E in questa deriva semplificatrice vediamo l’uso e abuso dell’emoticon, il grande fiancheggiatore dell’esercizio amichettistico, che va a soverchiare le possibilità di dibattito riflessivo. Una “dittatura” delle scorciatoie – com’erano le risate registrate – che permea, sterilizza, omogeneizza le manifestazioni cognitivo-espressive nel vuoto elettronico. Citando: “ «… dai, anche a me esattamente così, hai descritto alla perfezione quello che sentivo!» Segue nuovo emoticon, faccina con cuoricino o piuttosto mani giunte, supplici, tra plauso e comprensione devota. La storia intera della letteratura, dall’Iliade a ‘L’uomo senza qualità’, in un attimo cancellata dalle emoticon”. Su questo concordiamo, e ci chiediamo come mai note intellettuali / scrittrici / giornaliste affermate – di fede amichettistica – che professano senza requie l’amore per la letteratura, che la diffondono, la insegnano, che insomma ne vivono facendo proseliti, alimentano quotidianamente chilometri di commenti dei fans fatti di emoticon amorose, blandizie idiote e frasi buone per l’asilo. E si sentono gratificate, oltretutto. Lo stesso accade, beninteso, anche a personaggi maschili, ma si nota meno. Come si concilia questo con la sbandierata vocazione per la letteratura?

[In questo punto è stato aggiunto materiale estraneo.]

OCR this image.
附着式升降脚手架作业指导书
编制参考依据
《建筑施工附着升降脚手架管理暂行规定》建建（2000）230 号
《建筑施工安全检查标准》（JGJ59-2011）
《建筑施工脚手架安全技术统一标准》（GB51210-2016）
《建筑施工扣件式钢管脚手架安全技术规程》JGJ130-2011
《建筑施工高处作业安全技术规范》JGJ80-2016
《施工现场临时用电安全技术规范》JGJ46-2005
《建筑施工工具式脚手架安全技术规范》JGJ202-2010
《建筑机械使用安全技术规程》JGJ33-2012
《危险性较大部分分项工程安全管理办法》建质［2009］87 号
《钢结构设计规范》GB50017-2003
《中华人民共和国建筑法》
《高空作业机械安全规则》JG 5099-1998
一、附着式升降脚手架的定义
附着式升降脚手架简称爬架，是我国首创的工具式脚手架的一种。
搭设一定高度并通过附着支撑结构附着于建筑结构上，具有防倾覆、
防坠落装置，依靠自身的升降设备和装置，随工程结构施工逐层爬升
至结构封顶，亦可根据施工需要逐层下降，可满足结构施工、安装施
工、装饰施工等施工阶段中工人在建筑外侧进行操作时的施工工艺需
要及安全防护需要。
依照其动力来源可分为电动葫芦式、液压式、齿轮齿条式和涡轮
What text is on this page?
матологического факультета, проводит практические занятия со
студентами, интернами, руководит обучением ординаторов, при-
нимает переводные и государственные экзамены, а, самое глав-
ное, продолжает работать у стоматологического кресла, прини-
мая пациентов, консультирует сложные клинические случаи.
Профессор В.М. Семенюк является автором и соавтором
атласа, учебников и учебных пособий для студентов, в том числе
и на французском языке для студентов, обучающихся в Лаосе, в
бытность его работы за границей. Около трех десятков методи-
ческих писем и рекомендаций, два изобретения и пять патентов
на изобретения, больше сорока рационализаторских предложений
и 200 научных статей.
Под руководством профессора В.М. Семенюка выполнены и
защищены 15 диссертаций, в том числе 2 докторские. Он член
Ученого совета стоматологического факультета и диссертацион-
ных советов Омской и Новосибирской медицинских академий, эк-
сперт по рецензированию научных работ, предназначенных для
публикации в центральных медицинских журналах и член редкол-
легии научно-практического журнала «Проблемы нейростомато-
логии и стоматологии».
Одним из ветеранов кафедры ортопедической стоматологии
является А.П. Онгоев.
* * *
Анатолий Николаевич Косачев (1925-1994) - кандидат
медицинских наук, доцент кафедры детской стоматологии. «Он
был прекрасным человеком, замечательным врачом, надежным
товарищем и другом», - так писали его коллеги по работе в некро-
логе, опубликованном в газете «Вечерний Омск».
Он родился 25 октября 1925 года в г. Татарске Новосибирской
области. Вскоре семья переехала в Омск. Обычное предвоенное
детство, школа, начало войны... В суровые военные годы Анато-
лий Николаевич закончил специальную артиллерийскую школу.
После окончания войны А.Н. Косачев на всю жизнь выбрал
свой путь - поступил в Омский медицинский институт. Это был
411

L’emoticon è il simulacro di un ditalino. Schlein risponde a una proposta politica di Carlo Calenda con un emoticon a cuoricino, non credo siano necessarie altre considerazioni.

Darsi godimento reciproco, insomma, col minimo sforzo. Riguardo alla sinistra politica: la giovane segretaria – eletta coi voti dei grillini che si sono assiepati ai gazebo delle primarie – è la nuova linfa di chi si è formato attraverso i manga giapponesi e i videogiochi: “È brava, è donna, è di sinistra: la perfetta antagonista della Meloni”. Ora Elly Schlein dovrà applicare le sue esperienze esistenziali per affrontare il grande nocciolo del Paese, ovvero i giovani più deboli, le case, le scuole, la sanità, il lavoro, gli anziani, i diritti contro ogni discriminazione eccetera. Ma sospettiamo che ci sia una mancanza di visione strategica complessiva, e sospettiamo anche che gli intellettuali attivi nell’ultimo decennio abbiano finito per istupidire il loro pubblico a suon di semplificazioni retoriche. Anche qui, l’amichettismo rules.

Il Pd di Elly Schlein parla agli Erasmus e agli iscritti alla Scuola Holden di Baricco, il resto è l’ennesimo ditalino edificante, ogni complessità negata.